Stand: 16.11.2022, 22:02 Uhr

Sie blockieren Straßen, attackieren Kunstwerke: Immer wieder sorgen Klimaaktivisten für Furore. In Bayern droht ihnen Präventionshaft - ein Vorgehen, das Juristen in Frage stellen.

Es gilt die Erderwärmung endlich zu stoppen und damit unsere Lebensgrundlagen zu retten, soweit so klar. Die derzeitigen Aktionen von Klimaaktivisten irritieren aber dabei offenbar viele.

Wegen der Proteste kommen Menschen zu spät zur Arbeit oder zu einem Termin, weil sich Aktivisten auf die Straße festgeklebt haben.

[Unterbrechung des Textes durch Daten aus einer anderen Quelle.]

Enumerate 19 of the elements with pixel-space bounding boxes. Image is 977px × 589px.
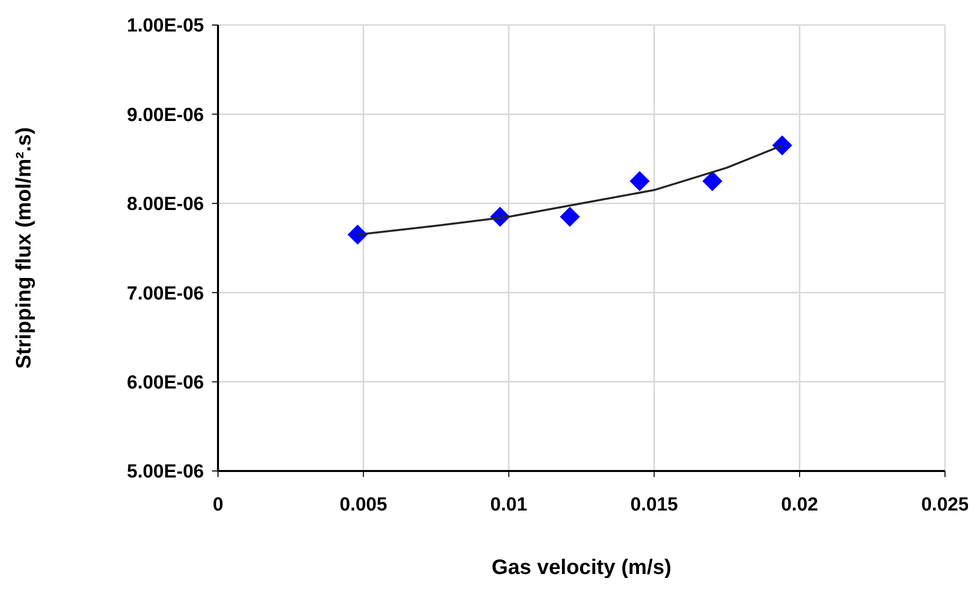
x-tick-label: 0.025 [921, 494, 970, 516]
y-axis-title: Stripping flux (mol/m².s) [12, 127, 36, 369]
point [560, 206, 580, 227]
x-tick-label: 0.015 [630, 494, 678, 516]
x-tick-label: 0.01 [490, 494, 528, 516]
x-tick-label: 0 [212, 494, 224, 516]
point [772, 135, 792, 156]
x-tick-label: 0.005 [340, 494, 388, 516]
y-tick-label: 8.00E-06 [126, 194, 204, 216]
point [348, 224, 368, 245]
y-tick-label: 1.00E-05 [126, 16, 204, 37]
point [630, 171, 650, 192]
y-tick-label: 9.00E-06 [126, 104, 204, 126]
x-tick-label: 0.02 [781, 494, 818, 516]
y-tick-label: 7.00E-06 [126, 283, 204, 304]
x-axis-title: Gas velocity (m/s) [492, 556, 672, 579]
y-tick-label: 5.00E-06 [126, 462, 204, 483]
point [702, 171, 722, 192]
y-tick-label: 6.00E-06 [126, 372, 204, 394]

Kunstliebhabern stockt der Atem, wenn weltberühmte Kunstwerke - die oft mit Glas geschützt sind - mit Cremetorte, Schokoladenkuchen oder Kartoffelbrei attackiert werden.

Bayerisches Gericht schickte Klimaaktivisten in Präventionshaft

Die Proteste der Klimaaktivisten sind spürbar, sie erregen zumindest Aufmerksamkeit für ihre Anliegen. Bayerns Justiz greift dabei hart durch. In Bayern müssen die Aktivisten - anders als in NRW und in anderen Teilen Deutschlands - mit Präventionshaft rechnen. Ein Gericht hat für drei Aktivisten Anfang November eine Woche Gewahrsam verhängt. 14 weitere bleiben bis zum 2. Dezember in Haft - und zwar vorsorglich.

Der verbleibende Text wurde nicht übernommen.